Measured behavior in agent loops
An open benchmark harness compares two Claude agents producing the same DDD codebase — one through this MCP server, one emitting files one by one with the built-in Write tool:
| Metric | MCP | Write loop |
| --- | --- | --- |
| Turns per run | 5.0 | 76.4 |
| cache_read tokens | 232k | 4.80M |
| Output tokens | 18.9k | 21.0k |
When the server writes every file in one call and returns a single summary, the agent's loop runs ~15× shorter and cache accumulation drops correspondingly. The mechanism is loop topology, not the model — it reproduced across a model swap and across spec shapes. Methodology, caveats, and raw results live in the harness repository.
For small tasks — a handful of files, exploratory code, one-off scripts — an agent's direct generation is simpler, and agents are told exactly that. The server earns its place when the work is spec-driven, polyglot, or structurally repetitive.
Privacy & design
- Local — runs on your machine over stdio, started via
npx; MIT licensed - Free — no API key, no account, unlimited requests
- Private — only generation specs (JSON describing what to create) are sent to the generation API; your existing code never leaves your machine, and specs are never saved or logged
Documentation
The AI guide is embedded in the tool description on first use — agents need no manual reading. After the first successful call, the description swaps to a lightweight directive to minimize context usage.

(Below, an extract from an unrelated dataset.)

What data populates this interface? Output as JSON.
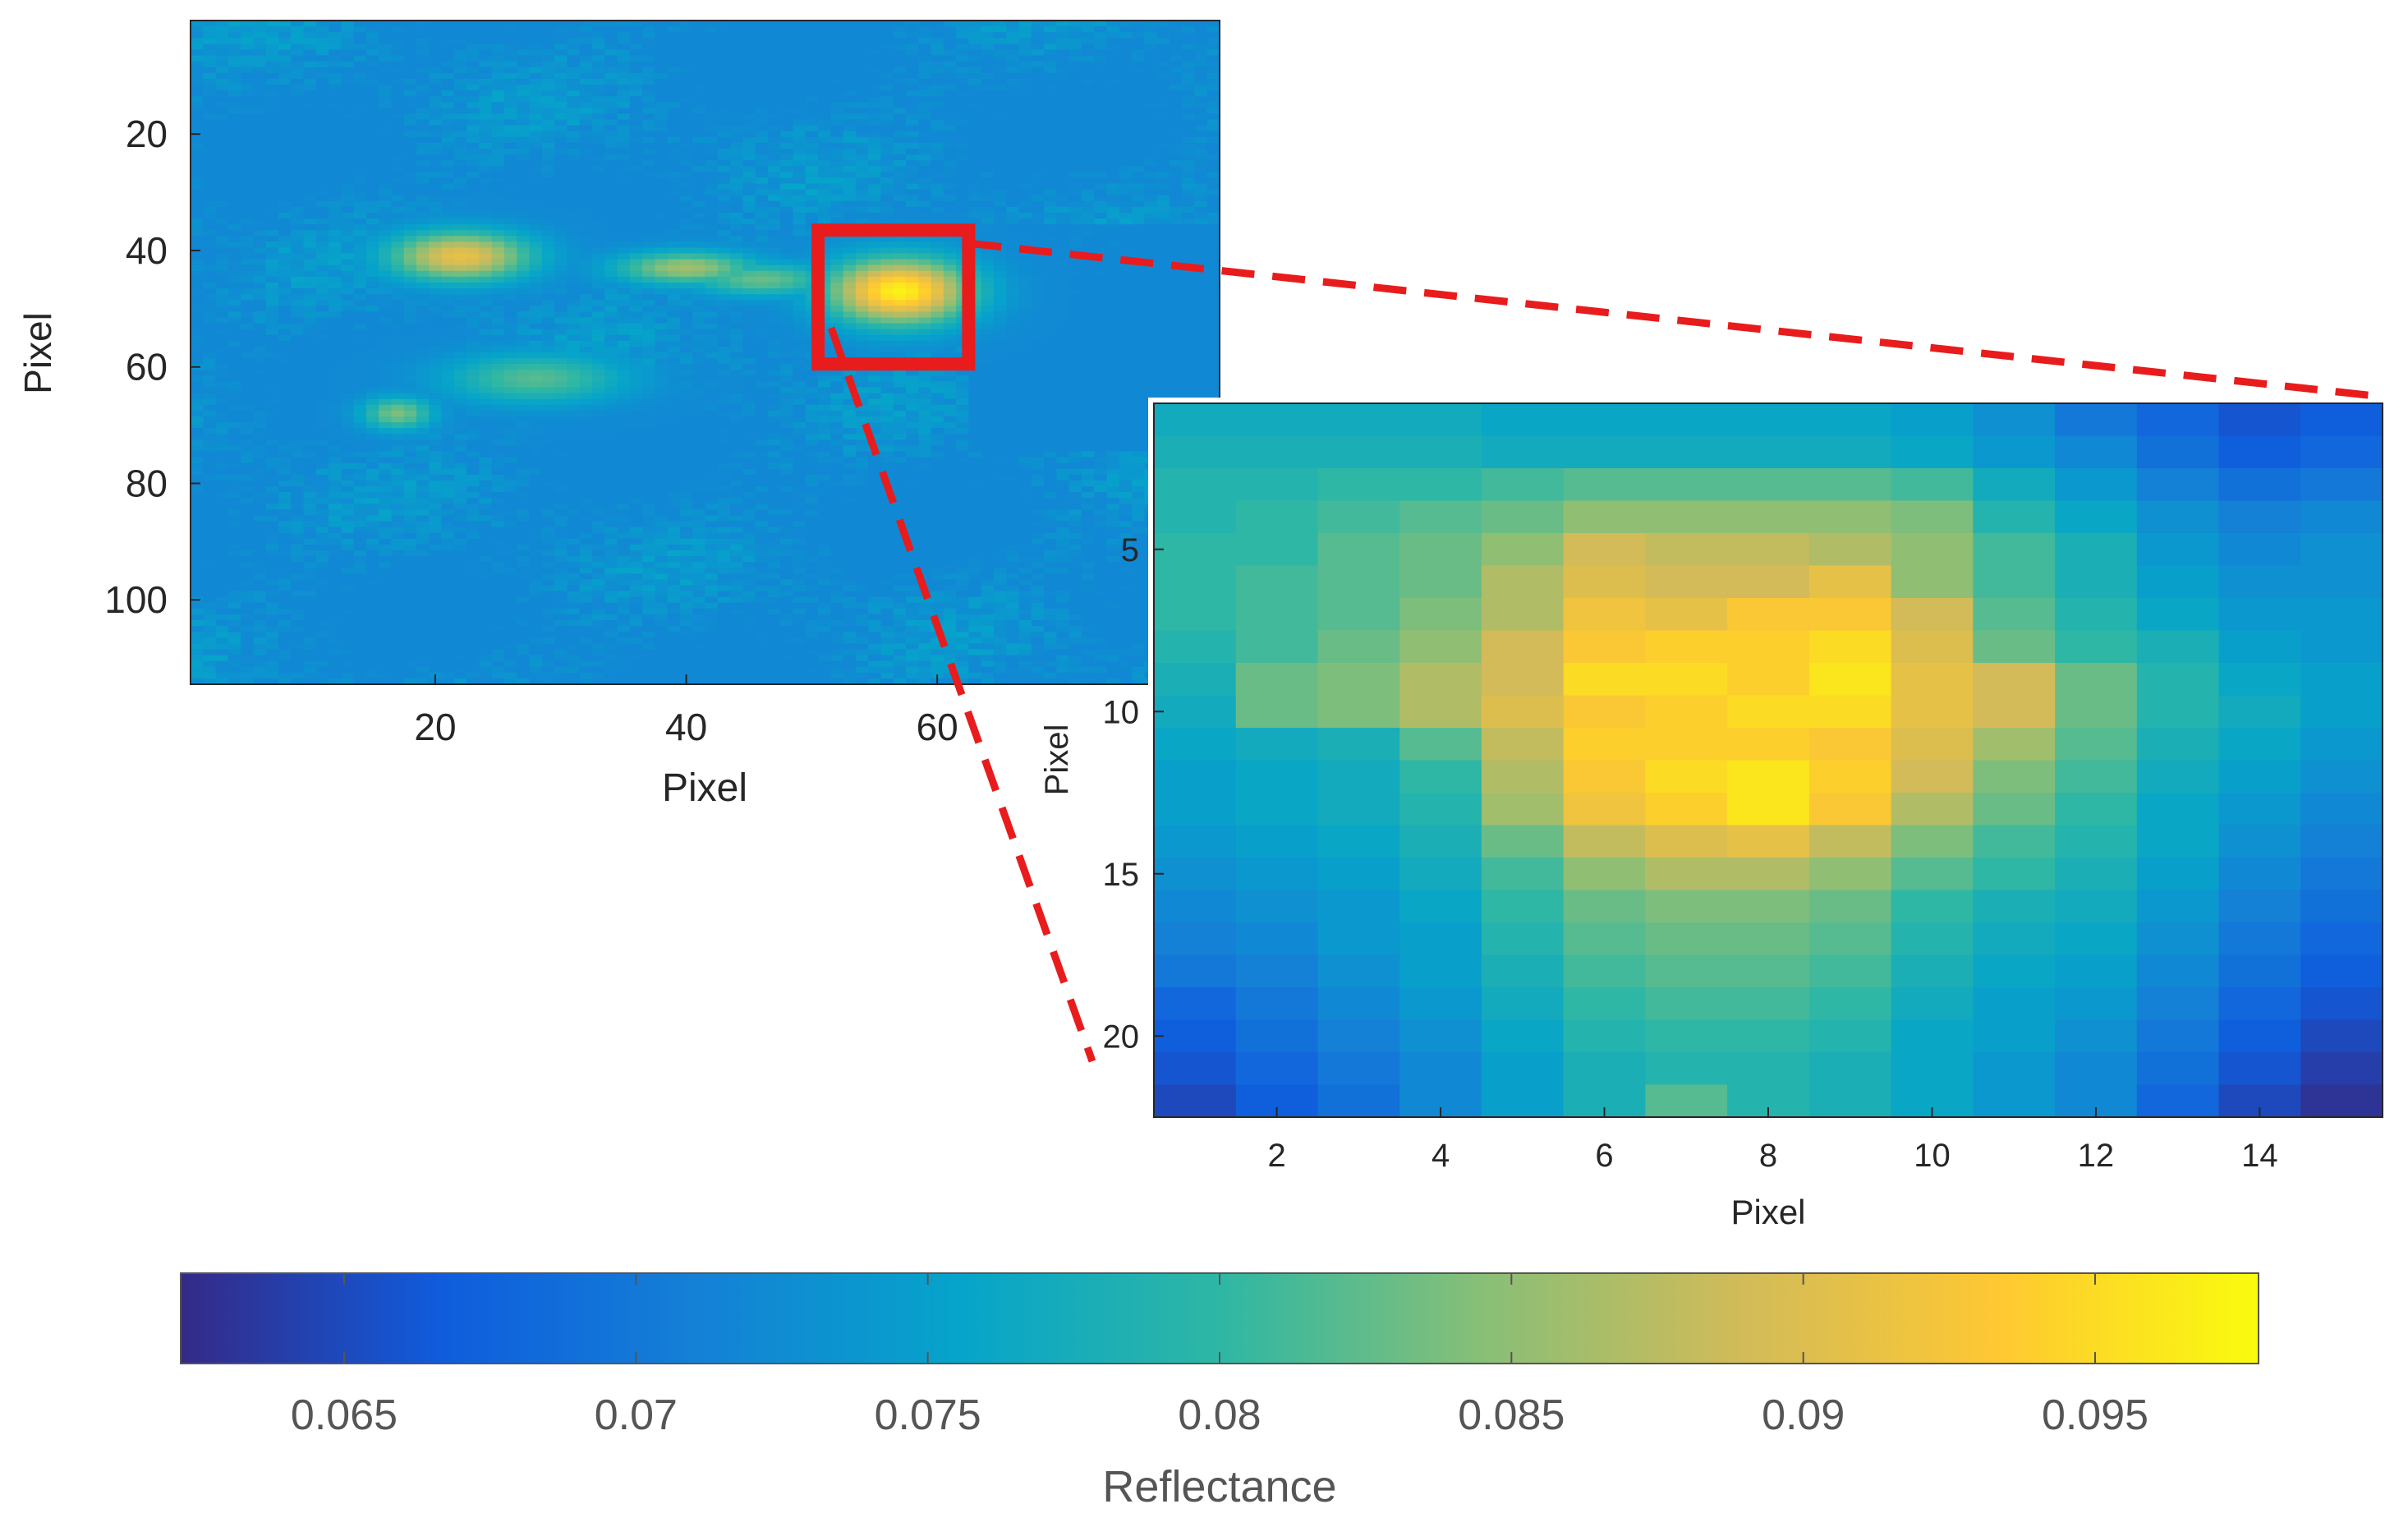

METAENGINE_AI_GUIDE.md— critical rules, patterns, language notes, and common mistakesEXAMPLES.md— real-world usage with input/output across all languages
Common questions
Do I need to learn the spec format? No. You talk to your assistant in natural language; it constructs the generation specs automatically.
How is this different from the agent writing code directly? Direct generation is faster for small tasks — and agents keep using it for those. This server is for spec conversion (OpenAPI/GraphQL/Protobuf/SQL → typed code) and structured multi-file generation where consistency and resolved imports matter.
Which assistants work? Any MCP client: Claude Code, Claude Desktop, Cursor, Cline, Continue, Zed, and others.